Well I find myself, borrowing a few minutes to write the blog before going to bed at 10am on a Saturday morning….would be height of totally decadence if I hadn’t been hold-up in a room the size of a storage container for the last 17 hours !!
It’s not as bad as it sounds, yesterday John, Asheley and our host, Fred Mosselmans had great fun with liquid nitrogen while I slept the day away reading for the night shift. I was very disappointed to miss all the full with liquid nitrogen. OK, a little chemistry background…sorry but this is a science blog. Our experiments rely on us using an x-ray beam to ‘excite’ the metal ions we wish to characterise and as they return to there normal state they emit fluorescence with very specific properties and it is this fluorescence that allow us to do tell where and in what ‘form’ the metals are in, in the biological tissues. Unfortunately, some metals get too ‘excite’ and generate damaging side products (free radicals), that can destroy the very chemistry you are investigating. As Fred predicted, Manganese is one of these challenging metals.

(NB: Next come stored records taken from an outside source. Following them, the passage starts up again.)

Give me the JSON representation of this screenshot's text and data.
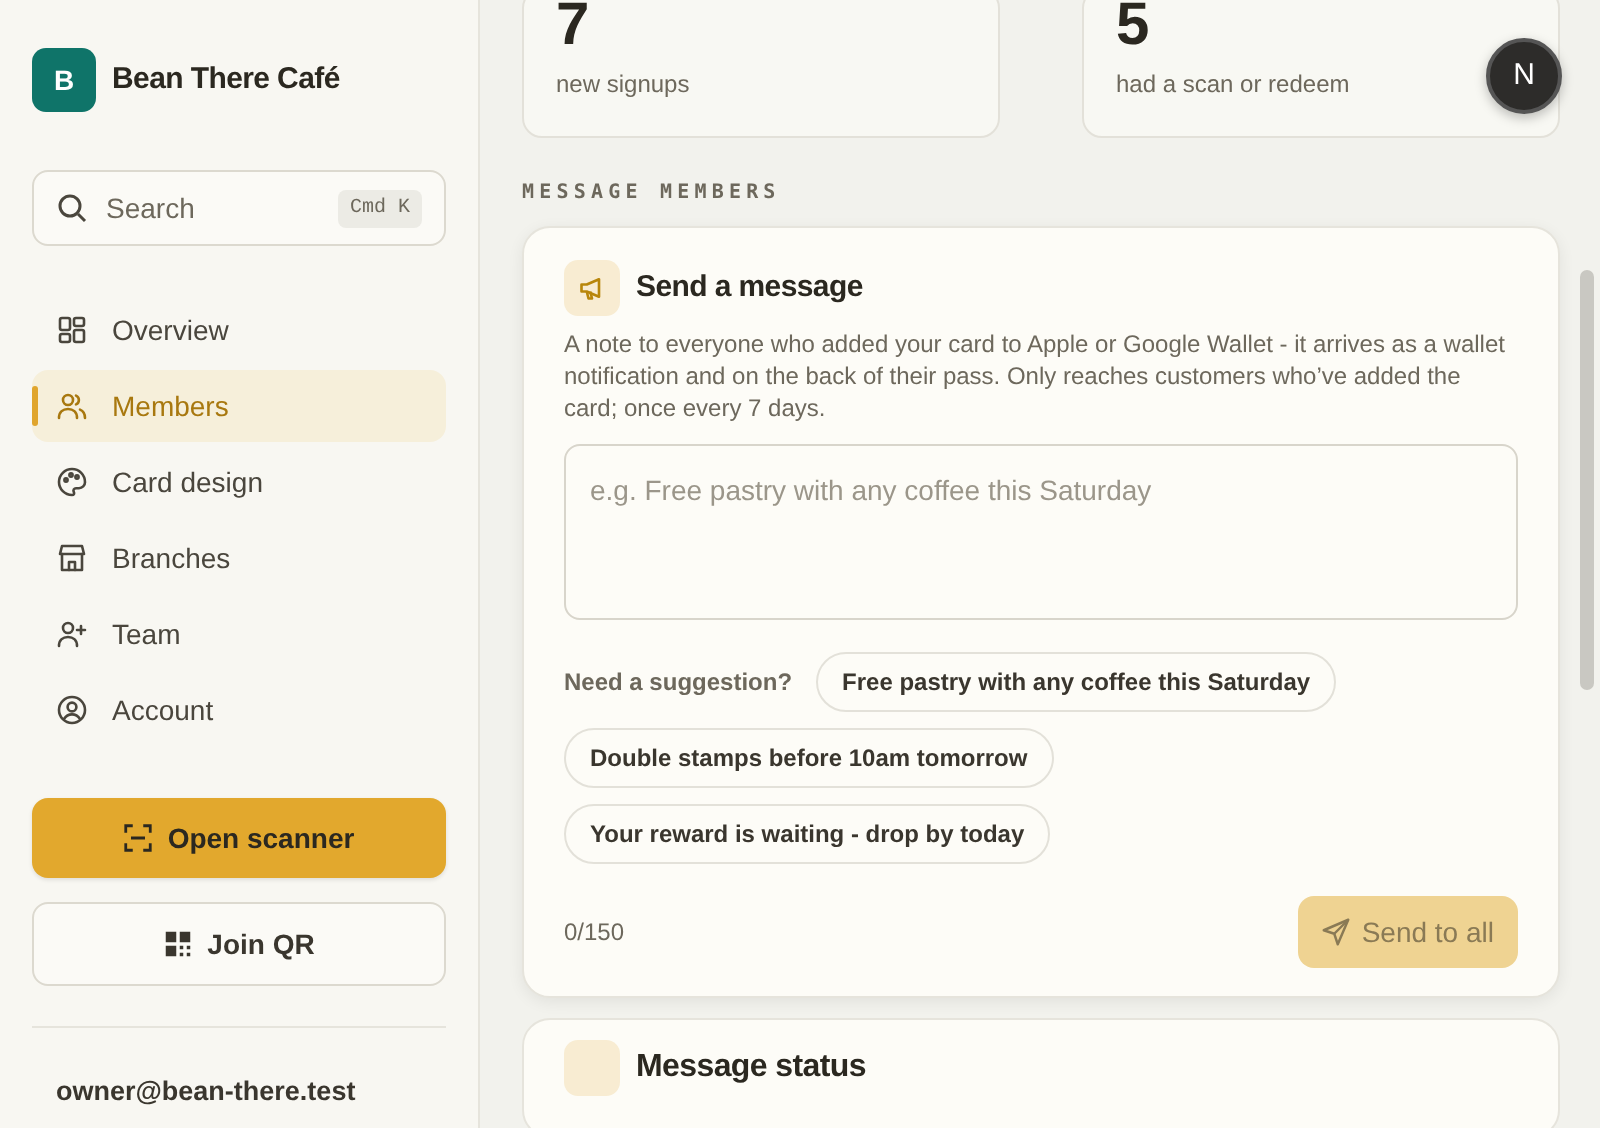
{
  "brand": {
    "initial": "B",
    "name": "Bean There Café"
  },
  "search": {
    "placeholder": "Search",
    "shortcut": "Cmd K"
  },
  "nav": [
    {
      "label": "Overview",
      "kind": "grid",
      "selected": false
    },
    {
      "label": "Members",
      "kind": "users",
      "selected": true
    },
    {
      "label": "Card design",
      "kind": "palette",
      "selected": false
    },
    {
      "label": "Branches",
      "kind": "store",
      "selected": false
    },
    {
      "label": "Team",
      "kind": "invite",
      "selected": false
    },
    {
      "label": "Account",
      "kind": "profile",
      "selected": false
    }
  ],
  "sidebar_buttons": [
    {
      "label": "Open scanner",
      "kind": "primary"
    },
    {
      "label": "Join QR",
      "kind": "outline"
    }
  ],
  "user_email": "owner@bean-there.test",
  "stats": [
    {
      "value": "7",
      "label": "new signups"
    },
    {
      "value": "5",
      "label": "had a scan or redeem"
    }
  ],
  "avatar": {
    "initial": "N"
  },
  "section_label": "MESSAGE MEMBERS",
  "message_card": {
    "title": "Send a message",
    "description": "A note to everyone who added your card to Apple or Google Wallet - it arrives as a wallet notification and on the back of their pass. Only reaches customers who’ve added the card; once every 7 days.",
    "placeholder": "e.g. Free pastry with any coffee this Saturday",
    "suggestion_label": "Need a suggestion?",
    "suggestions": [
      "Free pastry with any coffee this Saturday",
      "Double stamps before 10am tomorrow",
      "Your reward is waiting - drop by today"
    ],
    "counter": "0/150",
    "send_button": {
      "label": "Send to all",
      "disabled": true
    }
  },
  "next_card": {
    "title": "Message status"
  }
}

So this gives a bunch of Professors the perfect excuse to play with liquid nitrogen….we use the liquid nitrogen to cool the sample to -196oC (77 Kelvin) to try to prevent it from getting too ‘excited’ (probably a solution my mother would have liked to have had when I was a child !!). But there’s a hitch, cool most things, including super glue down to these temperatures and it becomes very brittle….so John and the guys had great fun playing with accessories that look like an endoscope made for an elephant which steams with liquid nitrogen….I love science (pictures to follow).

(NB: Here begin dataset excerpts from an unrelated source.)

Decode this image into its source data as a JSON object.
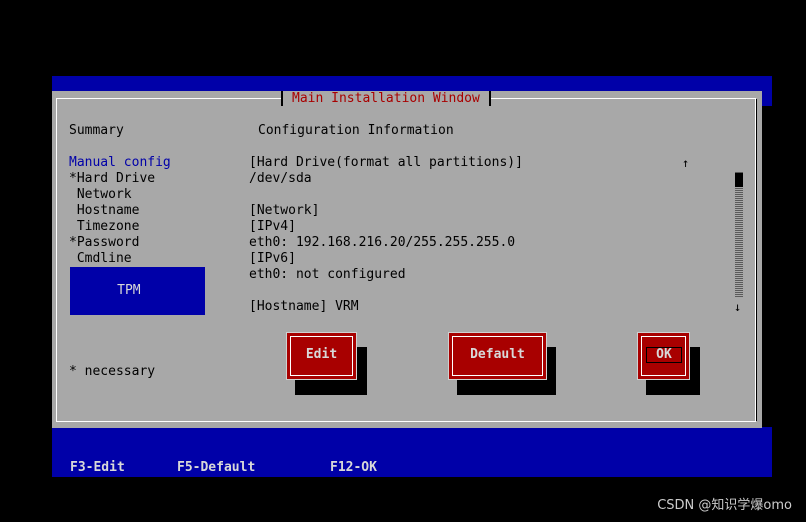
{
  "window": {
    "title": "Main Installation Window",
    "summary_header": "Summary",
    "config_header": "Configuration Information"
  },
  "menu": {
    "items": [
      {
        "label": "Manual config"
      },
      {
        "label": "*Hard Drive"
      },
      {
        "label": " Network"
      },
      {
        "label": " Hostname"
      },
      {
        "label": " Timezone"
      },
      {
        "label": "*Password"
      },
      {
        "label": " Cmdline"
      },
      {
        "label": " TPM"
      }
    ],
    "footnote": "* necessary"
  },
  "config": {
    "lines": [
      "[Hard Drive(format all partitions)]",
      "/dev/sda",
      "",
      "[Network]",
      "[IPv4]",
      "eth0: 192.168.216.20/255.255.255.0",
      "[IPv6]",
      "eth0: not configured",
      "",
      "[Hostname] VRM"
    ]
  },
  "scrollbar": {
    "up": "↑",
    "down": "↓"
  },
  "buttons": {
    "edit": "Edit",
    "default": "Default",
    "ok": "OK"
  },
  "footer": {
    "f3": "F3-Edit",
    "f5": "F5-Default",
    "f12": "F12-OK"
  },
  "watermark": "CSDN @知识学爆omo",
  "colors": {
    "screen": "#000000",
    "band": "#0000a8",
    "window": "#a8a8a8",
    "accent": "#a80000",
    "selection": "#0000a8"
  }
}
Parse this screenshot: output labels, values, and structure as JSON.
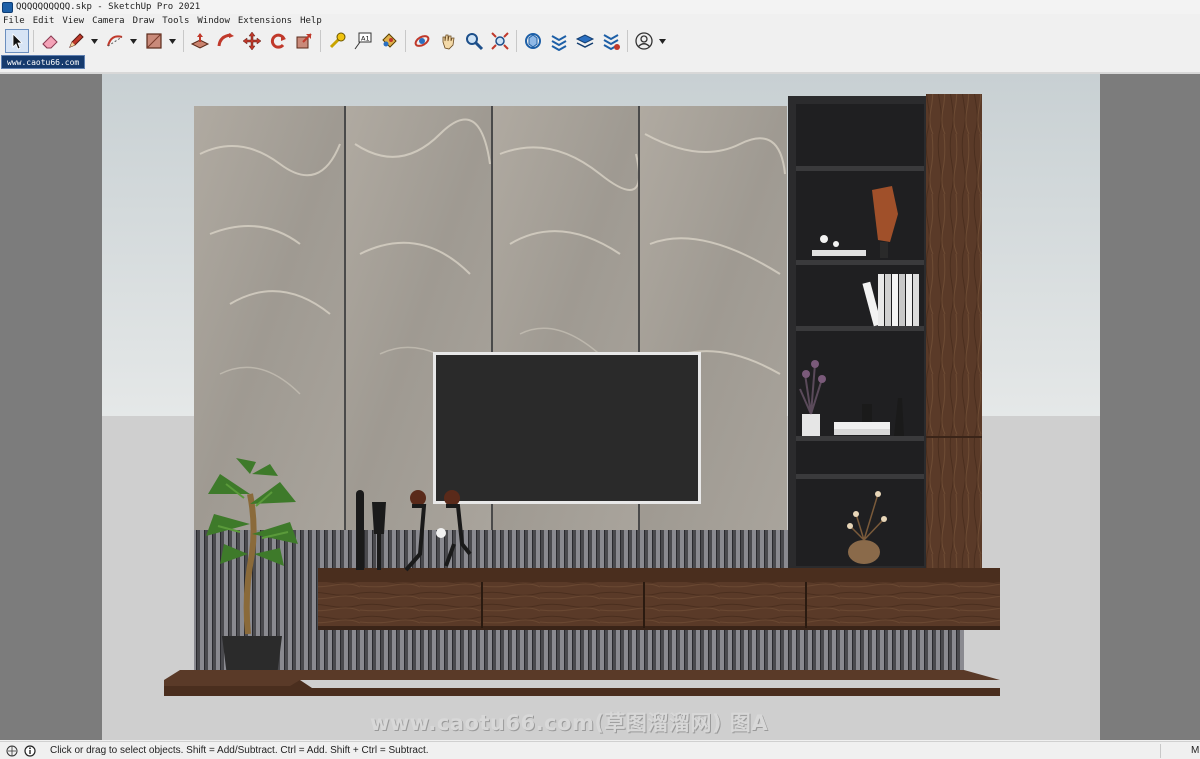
{
  "window": {
    "title": "QQQQQQQQQQ.skp - SketchUp Pro 2021"
  },
  "menubar": {
    "items": [
      "File",
      "Edit",
      "View",
      "Camera",
      "Draw",
      "Tools",
      "Window",
      "Extensions",
      "Help"
    ]
  },
  "toolbar": {
    "tools": [
      {
        "name": "select-tool",
        "icon": "arrow-cursor-icon",
        "active": true
      },
      {
        "name": "eraser-tool",
        "icon": "eraser-icon"
      },
      {
        "name": "pencil-tool",
        "icon": "pencil-icon",
        "dropdown": true
      },
      {
        "name": "arc-tool",
        "icon": "arc-icon",
        "dropdown": true
      },
      {
        "name": "rectangle-tool",
        "icon": "rectangle-icon",
        "dropdown": true
      },
      {
        "name": "push-pull-tool",
        "icon": "push-pull-icon"
      },
      {
        "name": "follow-me-tool",
        "icon": "follow-me-icon"
      },
      {
        "name": "move-tool",
        "icon": "move-icon"
      },
      {
        "name": "rotate-tool",
        "icon": "rotate-icon"
      },
      {
        "name": "scale-tool",
        "icon": "scale-icon"
      },
      {
        "name": "tape-measure-tool",
        "icon": "tape-measure-icon"
      },
      {
        "name": "text-tool",
        "icon": "text-icon"
      },
      {
        "name": "paint-bucket-tool",
        "icon": "paint-bucket-icon"
      },
      {
        "name": "orbit-tool",
        "icon": "orbit-icon"
      },
      {
        "name": "pan-tool",
        "icon": "pan-hand-icon"
      },
      {
        "name": "zoom-tool",
        "icon": "zoom-icon"
      },
      {
        "name": "zoom-extents-tool",
        "icon": "zoom-extents-icon"
      },
      {
        "name": "3d-warehouse-tool",
        "icon": "warehouse-icon"
      },
      {
        "name": "extension-warehouse-tool",
        "icon": "extension-warehouse-icon"
      },
      {
        "name": "layout-tool",
        "icon": "layers-icon"
      },
      {
        "name": "extension-manager-tool",
        "icon": "extension-manager-icon"
      },
      {
        "name": "account-tool",
        "icon": "user-account-icon",
        "dropdown": true
      }
    ]
  },
  "scene": {
    "tab_label": "www.caotu66.com"
  },
  "viewport": {
    "watermark": "www.caotu66.com(草图溜溜网) 图A",
    "colors": {
      "background": "#7c7c7c",
      "sky": "#d6dcdf",
      "ground": "#cfcfcf",
      "marble": "#a8a39b",
      "walnut": "#5a3a28",
      "shelf_dark": "#2b2b2d",
      "tv_screen": "#2a2a2a"
    }
  },
  "statusbar": {
    "text": "Click or drag to select objects. Shift = Add/Subtract. Ctrl = Add. Shift + Ctrl = Subtract.",
    "measurements_label": "M"
  }
}
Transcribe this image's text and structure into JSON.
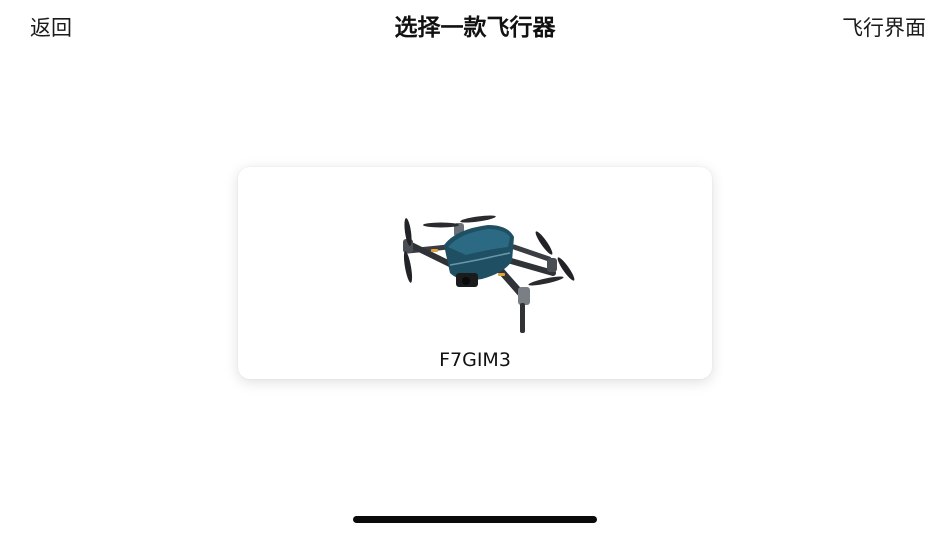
{
  "nav": {
    "back_label": "返回",
    "title": "选择一款飞行器",
    "right_label": "飞行界面"
  },
  "aircraft_list": [
    {
      "name": "F7GIM3",
      "image": "drone-image"
    }
  ],
  "colors": {
    "background": "#ffffff",
    "text": "#111111",
    "drone_body": "#1f4f63",
    "home_indicator": "#0a0a0a"
  }
}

But, unfortunately for me, by the time I got up the excitement was over. Cooling to -196oc had not work, the samples were still getting too ‘excited’. This is where we are glad that the beam line scientists with which we work here at Diamond are some of the best in the world. They have very recently developed a new method of acquiring the data we need while only exposing the sample to 0.15 seconds of x-ray at one time (this is repeated so that the total excitation time does not exceed 8 seconds). In addition this method lets us not just map where the metal is but also map the state of the metal, this innovation is called XANES mapping (not scanning a single point, that is old hat, mapping your speciation using XANES mapping, believe me this is very cool!!). So I spent a very happy and productive night XANES mapping Snail digestive glands….and I will post pictures later but for now I have to sleep…..night night.